Denis Cavatassi, l’agronomo abruzzese in carcere in Thailandia con l’accusa di essere il mandante dell’omicidio del socio (e che rischia la condanna a morte) sta ricevendo decine di lettere. L’iniziativa è partita dai familiari di Denis e dal legale Alessandra Ballerini ed è stata rilanciata sull’Espresso da Fabrizio Gatti e dal sito di Articolo21
Sono lettere di scrittori, personalità del mondo politico e sociale e semplici cittadini che dialogano a distanza con Denis, che ama leggere ma che ha pochi libri a disposizione. Il primo a scrivere è stato Moni Ovadia e di recente anche Luigi Manconi che da ex presidente della Commissione per i Diritti Umani alla Camera ha seguìto da subito la vicenda di Denis e ha denunciato la privazione reiterata dei diritti fondamentali e della sua dignità umana nel carcere thailandese.
Un processo farsa quello a Denis senza movente e senza testimoni oculari. Alcune settimane fa il presidente della Camera Roberto Fico ha ricevuto i familiari di Denis nel suo studio testimoniando la sua attenzione al caso di Denis.

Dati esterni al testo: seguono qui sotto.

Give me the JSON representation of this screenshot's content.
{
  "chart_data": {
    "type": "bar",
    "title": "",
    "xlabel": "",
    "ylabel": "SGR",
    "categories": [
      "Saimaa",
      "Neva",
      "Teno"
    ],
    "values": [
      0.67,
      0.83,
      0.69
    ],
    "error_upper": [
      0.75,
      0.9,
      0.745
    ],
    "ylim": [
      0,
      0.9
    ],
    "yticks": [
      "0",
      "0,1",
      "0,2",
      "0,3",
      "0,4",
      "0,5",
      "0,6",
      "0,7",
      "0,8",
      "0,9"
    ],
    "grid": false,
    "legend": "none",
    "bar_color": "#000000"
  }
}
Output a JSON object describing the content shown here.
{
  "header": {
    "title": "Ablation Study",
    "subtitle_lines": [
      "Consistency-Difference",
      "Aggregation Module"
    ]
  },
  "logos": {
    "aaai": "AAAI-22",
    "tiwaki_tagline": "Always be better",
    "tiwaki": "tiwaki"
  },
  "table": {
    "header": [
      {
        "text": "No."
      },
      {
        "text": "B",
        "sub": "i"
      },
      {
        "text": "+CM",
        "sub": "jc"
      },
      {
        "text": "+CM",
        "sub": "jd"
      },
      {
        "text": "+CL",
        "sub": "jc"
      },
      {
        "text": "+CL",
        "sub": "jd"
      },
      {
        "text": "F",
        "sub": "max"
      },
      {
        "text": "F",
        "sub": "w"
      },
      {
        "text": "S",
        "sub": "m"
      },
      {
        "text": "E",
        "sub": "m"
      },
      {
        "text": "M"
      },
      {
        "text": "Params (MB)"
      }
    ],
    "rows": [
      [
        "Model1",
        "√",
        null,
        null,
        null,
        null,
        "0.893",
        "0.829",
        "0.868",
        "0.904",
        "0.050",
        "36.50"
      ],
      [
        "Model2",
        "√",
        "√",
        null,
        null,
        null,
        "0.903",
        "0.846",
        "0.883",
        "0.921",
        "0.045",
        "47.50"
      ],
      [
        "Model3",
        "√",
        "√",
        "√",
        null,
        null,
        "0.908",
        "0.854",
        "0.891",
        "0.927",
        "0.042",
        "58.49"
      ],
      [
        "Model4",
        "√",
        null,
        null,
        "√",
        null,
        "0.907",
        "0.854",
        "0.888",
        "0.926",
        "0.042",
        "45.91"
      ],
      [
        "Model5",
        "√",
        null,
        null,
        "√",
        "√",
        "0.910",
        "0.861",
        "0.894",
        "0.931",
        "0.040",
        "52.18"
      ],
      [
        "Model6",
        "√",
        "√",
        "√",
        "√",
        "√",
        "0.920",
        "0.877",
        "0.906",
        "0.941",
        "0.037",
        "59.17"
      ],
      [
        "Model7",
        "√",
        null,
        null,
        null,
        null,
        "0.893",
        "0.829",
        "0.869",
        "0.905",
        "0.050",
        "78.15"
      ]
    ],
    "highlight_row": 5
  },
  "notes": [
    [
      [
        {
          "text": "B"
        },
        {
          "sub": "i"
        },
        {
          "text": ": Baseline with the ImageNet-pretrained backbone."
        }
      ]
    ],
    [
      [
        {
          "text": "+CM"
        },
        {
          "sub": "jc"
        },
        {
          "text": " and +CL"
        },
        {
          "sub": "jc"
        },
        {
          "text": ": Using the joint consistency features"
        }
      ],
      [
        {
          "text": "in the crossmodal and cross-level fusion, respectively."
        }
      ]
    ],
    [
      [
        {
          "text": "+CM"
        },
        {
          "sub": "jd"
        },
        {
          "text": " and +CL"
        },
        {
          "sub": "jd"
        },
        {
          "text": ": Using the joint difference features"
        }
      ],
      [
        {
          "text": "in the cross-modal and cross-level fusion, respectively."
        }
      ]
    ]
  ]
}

In attesa della decisione della Corte Suprema thailandese che speriamo arrivi rapidamente e restituisca Denis ai suoi cari pubblichiamo le lettere di Luigi Manconi e Moni Ovadia invitando chi vuole a scrivere a Denis inviando una mail a: leg-ale@libero.it
La lettera di Luigi Manconi per Denis Cavatassi
Carissimo Denis,
faccio fatica a credere che una lettera che venga da fuori, dall’Italia, dalla libertà possa portarti conforto. Quindi ti scrivo, in realtà, per confortare me. Per cercare, cioè, di immaginare, oltre al tuo nome e alla tua vicenda, la tua persona che legge queste mie parole nel profondo di un luogo infame, dove pure hai trovato la capacità non solo di resistere ma di cercare una tua liberazione.
Io conosco un po’ il carcere, sia perché da molto giovane vi passai sette mesi (ma era un luogo di detenzione incomparabilmente migliore), sia perché, nel corso dei decenni successivi, tanti ne ho visitati, da Garante dei diritti o da parlamentare. Da quest’esperienza, ho maturato una convinzione: resistere al carcere, sopravvivergli con dignità, corrisponde davvero al primo passo verso la liberazione dal carcere stesso. Mantenere vivo e attivo il cervello, e anche i muscoli (per quel che si può), significa sottrarre una parte di sé – piccola, ma preziosissima – al dominio, mentale e non solo mentale, della prigione. E prepararsi a uscirne quando ciò potrà avvenire.
E, per uscire dal carcere, vi sono mille buone ragioni: tua figlia, la tua compagna, i tuoi familiari.
A queste ragioni ne aggiungo un’altra: dovresti uscire dal carcere anche per me. Per convincermi che la mia vita non è poi così inutile, se risulterà, in primo luogo a te, che sono riuscito a darti una mano.
Un caro saluto,
Luigi Manconi
La lettera di Moni Ovadia per Denis Cavatassi:
Caro Denis,
mi chiamo Moni Ovadia, non ci conosciamo ma io ho appreso di lei e di quello che le è capitato dall’amica Alessandra Ballerini. Sono rimasto profondamente toccato dal calvario che l’ha travolta così all’improvviso
Mi ribello all’idea che ad una persona possa toccare in sorte un trattamento così crudele.
Vorrei poter fare qualcosa per lei per riscattarla da tanta ingiustizia e dalla brutalità con cui viene perpetrata.
Ho letto alcune sue riflessioni sulla condizione in cui lei si è venuto a trovare e su ciò che le hanno provocato. Ammiro la sua straordinaria forza d’animo e l’ammaestramento che lei trae dalla dolorosa esperienza che sta attraversando. L’essere umano rivela la sua tempra nella fragilità che è la nostra verità più intima, anche se talora nella routine della vita stentiamo a prenderne coscienza. Io spero con tutto il cuore che lei esca subito dall’orrenda prigionia a cui è costretto e che venga restituito ai suoi affetti. Allora potremo incontrarci di persona, per me sarebbe di grande importanza.
La abbraccio con tutta l’intensità di cui sono capace.